Cherreads

Chapter 16 - The Depths of Memory

The staircase spiraled downward into a void of stale air and silence. Each footstep echoed against the ancient stone, a reminder of how deep this place had been buried.

The walls were lined with cables, their protective sheathing worn away with time. Faint lights pulsed in uneven intervals, barely illuminating their descent. Whatever power still flowed through this place was running on borrowed time.

Kiera's thoughts churned. She could still hear Aerin's words echoing in her mind. You were leading us.

Her? A leader? The idea felt like a jagged puzzle piece that didn't quite fit. The Architects had taken everything from her—her memories, her choices. But something inside her stirred at the thought. Not resistance. Not fear.

Recognition.

Rhys moved beside her, silent but watchful. She could feel the weight of his unspoken thoughts pressing against her like an unseen force. He had known her only as a fugitive, someone fighting to escape the Architects' control. What did he see now? A stranger? A risk?

Or something more dangerous—someone who used to belong to this war.

At the bottom of the stairs, Aerin pressed a sequence into a rusted keypad. The door groaned open, revealing a chamber unlike anything Kiera had expected.

The space was enormous, stretching beyond what the dim emergency lights could reveal. Screens flickered along the walls, displaying maps, data streams, and archived footage. The air carried the scent of old electronics and dust, mingled with something metallic—like a faint trace of rusted blood.
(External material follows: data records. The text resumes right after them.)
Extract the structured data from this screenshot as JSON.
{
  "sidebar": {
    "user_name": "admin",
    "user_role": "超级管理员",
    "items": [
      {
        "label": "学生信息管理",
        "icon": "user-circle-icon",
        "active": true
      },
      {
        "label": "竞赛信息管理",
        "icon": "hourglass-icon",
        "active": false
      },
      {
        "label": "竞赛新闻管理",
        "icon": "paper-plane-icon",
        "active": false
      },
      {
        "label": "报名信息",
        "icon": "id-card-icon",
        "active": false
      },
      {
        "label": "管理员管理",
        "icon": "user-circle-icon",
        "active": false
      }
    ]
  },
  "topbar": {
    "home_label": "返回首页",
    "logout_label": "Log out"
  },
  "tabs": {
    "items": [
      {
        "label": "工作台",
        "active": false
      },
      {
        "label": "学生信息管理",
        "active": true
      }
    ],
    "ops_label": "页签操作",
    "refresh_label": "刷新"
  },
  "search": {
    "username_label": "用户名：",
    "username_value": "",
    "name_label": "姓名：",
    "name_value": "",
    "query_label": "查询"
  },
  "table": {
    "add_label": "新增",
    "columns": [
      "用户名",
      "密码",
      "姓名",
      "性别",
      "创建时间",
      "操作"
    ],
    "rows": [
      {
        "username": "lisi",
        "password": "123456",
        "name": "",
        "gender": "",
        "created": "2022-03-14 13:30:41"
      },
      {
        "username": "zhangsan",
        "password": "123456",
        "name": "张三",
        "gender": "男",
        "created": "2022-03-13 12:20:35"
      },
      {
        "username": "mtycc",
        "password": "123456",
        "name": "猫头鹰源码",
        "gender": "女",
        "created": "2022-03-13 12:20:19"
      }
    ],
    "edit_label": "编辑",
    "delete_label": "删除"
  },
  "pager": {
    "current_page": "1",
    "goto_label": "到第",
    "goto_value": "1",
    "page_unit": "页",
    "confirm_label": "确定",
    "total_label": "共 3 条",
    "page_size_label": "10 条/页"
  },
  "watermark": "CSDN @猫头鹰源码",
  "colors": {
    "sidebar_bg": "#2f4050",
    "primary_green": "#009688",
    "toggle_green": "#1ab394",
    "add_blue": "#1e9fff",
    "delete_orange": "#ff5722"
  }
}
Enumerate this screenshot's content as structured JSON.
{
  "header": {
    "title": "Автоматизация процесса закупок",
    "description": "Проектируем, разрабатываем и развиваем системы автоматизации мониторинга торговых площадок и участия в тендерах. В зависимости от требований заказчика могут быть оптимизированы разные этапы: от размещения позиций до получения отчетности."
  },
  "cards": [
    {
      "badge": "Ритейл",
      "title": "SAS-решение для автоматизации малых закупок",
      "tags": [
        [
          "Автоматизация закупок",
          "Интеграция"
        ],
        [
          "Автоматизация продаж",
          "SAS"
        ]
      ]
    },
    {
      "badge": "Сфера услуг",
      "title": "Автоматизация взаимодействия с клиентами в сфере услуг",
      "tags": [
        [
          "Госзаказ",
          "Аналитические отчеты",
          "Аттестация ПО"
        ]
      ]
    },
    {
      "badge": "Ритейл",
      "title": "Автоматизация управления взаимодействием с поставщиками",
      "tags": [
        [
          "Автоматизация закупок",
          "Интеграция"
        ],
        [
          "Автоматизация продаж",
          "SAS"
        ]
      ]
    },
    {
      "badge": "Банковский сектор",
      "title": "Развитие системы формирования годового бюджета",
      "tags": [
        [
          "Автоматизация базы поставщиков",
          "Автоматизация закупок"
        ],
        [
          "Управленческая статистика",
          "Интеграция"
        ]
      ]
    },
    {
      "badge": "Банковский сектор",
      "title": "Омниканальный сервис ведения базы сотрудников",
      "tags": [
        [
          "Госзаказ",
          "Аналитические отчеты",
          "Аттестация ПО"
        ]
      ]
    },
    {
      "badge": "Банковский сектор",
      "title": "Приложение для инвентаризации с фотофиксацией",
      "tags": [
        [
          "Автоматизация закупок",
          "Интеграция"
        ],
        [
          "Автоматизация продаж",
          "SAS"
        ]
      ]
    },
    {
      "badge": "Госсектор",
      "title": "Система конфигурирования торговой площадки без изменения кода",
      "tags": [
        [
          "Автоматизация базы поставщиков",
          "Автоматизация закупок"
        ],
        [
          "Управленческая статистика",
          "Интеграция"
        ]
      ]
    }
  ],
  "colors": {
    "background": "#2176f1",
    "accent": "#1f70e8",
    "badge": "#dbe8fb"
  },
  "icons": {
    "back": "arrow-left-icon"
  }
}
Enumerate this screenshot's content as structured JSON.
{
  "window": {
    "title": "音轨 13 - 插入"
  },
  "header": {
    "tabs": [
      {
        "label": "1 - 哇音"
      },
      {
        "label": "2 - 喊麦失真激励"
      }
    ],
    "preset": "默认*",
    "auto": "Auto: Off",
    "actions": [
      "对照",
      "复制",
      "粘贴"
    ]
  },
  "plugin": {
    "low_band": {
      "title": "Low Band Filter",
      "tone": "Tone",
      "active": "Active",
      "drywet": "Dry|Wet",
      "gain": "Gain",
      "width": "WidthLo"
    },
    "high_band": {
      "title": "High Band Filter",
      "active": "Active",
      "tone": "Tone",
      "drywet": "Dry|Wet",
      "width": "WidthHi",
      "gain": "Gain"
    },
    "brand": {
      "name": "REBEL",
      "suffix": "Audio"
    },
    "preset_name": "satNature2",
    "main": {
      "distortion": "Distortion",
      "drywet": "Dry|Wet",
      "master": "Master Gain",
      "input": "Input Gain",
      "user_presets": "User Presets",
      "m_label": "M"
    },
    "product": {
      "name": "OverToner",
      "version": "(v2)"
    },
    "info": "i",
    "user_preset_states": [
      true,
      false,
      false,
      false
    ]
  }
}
A lone figure stood at the center, hunched over a console.

"Kiera."

The voice was rough with age but steady. The figure straightened, stepping into the light. A woman, her graying hair pulled into a loose braid, eyes sharp with recognition.

Kiera tensed.

"You know me?"

The woman nodded slowly. "I knew you. Before they took you." She glanced at Aerin. "I wasn't sure if they'd ever find you again."

Something inside Kiera clenched at those words.

"Then tell me," she said, her voice quieter than she intended. "Who was I?"

The woman exhaled, as if preparing for a storm. "You were the Architects' greatest mistake."

The words sent a shiver through her spine.

She took a step closer. "What does that mean?"

The woman gestured toward the nearest screen. It flickered to life, revealing a file.

PROJECT: RECLAMATION

SUBJECT: KIERA LORAN

STATUS: REPROGRAMMED

Beneath the text, a video feed played. A sterile room. White walls. A younger version of herself strapped to a chair, unmoving. Figures in dark coats moved around her, speaking in voices cold and clinical.

"Her neural resistance is higher than expected. We need to accelerate conditioning."

"Increase stimulus control. If she retains independent thought, she'll be a liability."

Kiera watched as the version of herself on the screen flinched, her fingers twitching against the restraints. The image burned into her mind—a forced transformation.

She had been fighting them.

The woman turned to her. "You were one of the last rebel commanders. The last person standing between the Architects and full control of the city. When they captured you, they realized they couldn't afford to kill you. So they rewired you instead."

Kiera's breath came shallow.

She pressed a hand to her temple. The whispers in her mind—the instincts, the implanted responses—were their doing. She wasn't broken. She had been rebuilt.

Rhys stepped forward, his jaw tight. "If she was a leader, then what did she know that was worth all of this?"

The woman hesitated. Then she turned back to the console, pressing a few keys. The map on the screen zoomed in on the city above them. A blinking marker appeared, deep within the Architects' sector.

"This."

Kiera frowned. "What is it?"

The woman's expression darkened.

"The truth they didn't want you to remember. The key to taking them down."

Kiera stared at the map.

Her past wasn't just a mystery.

It was the weapon she had been searching for.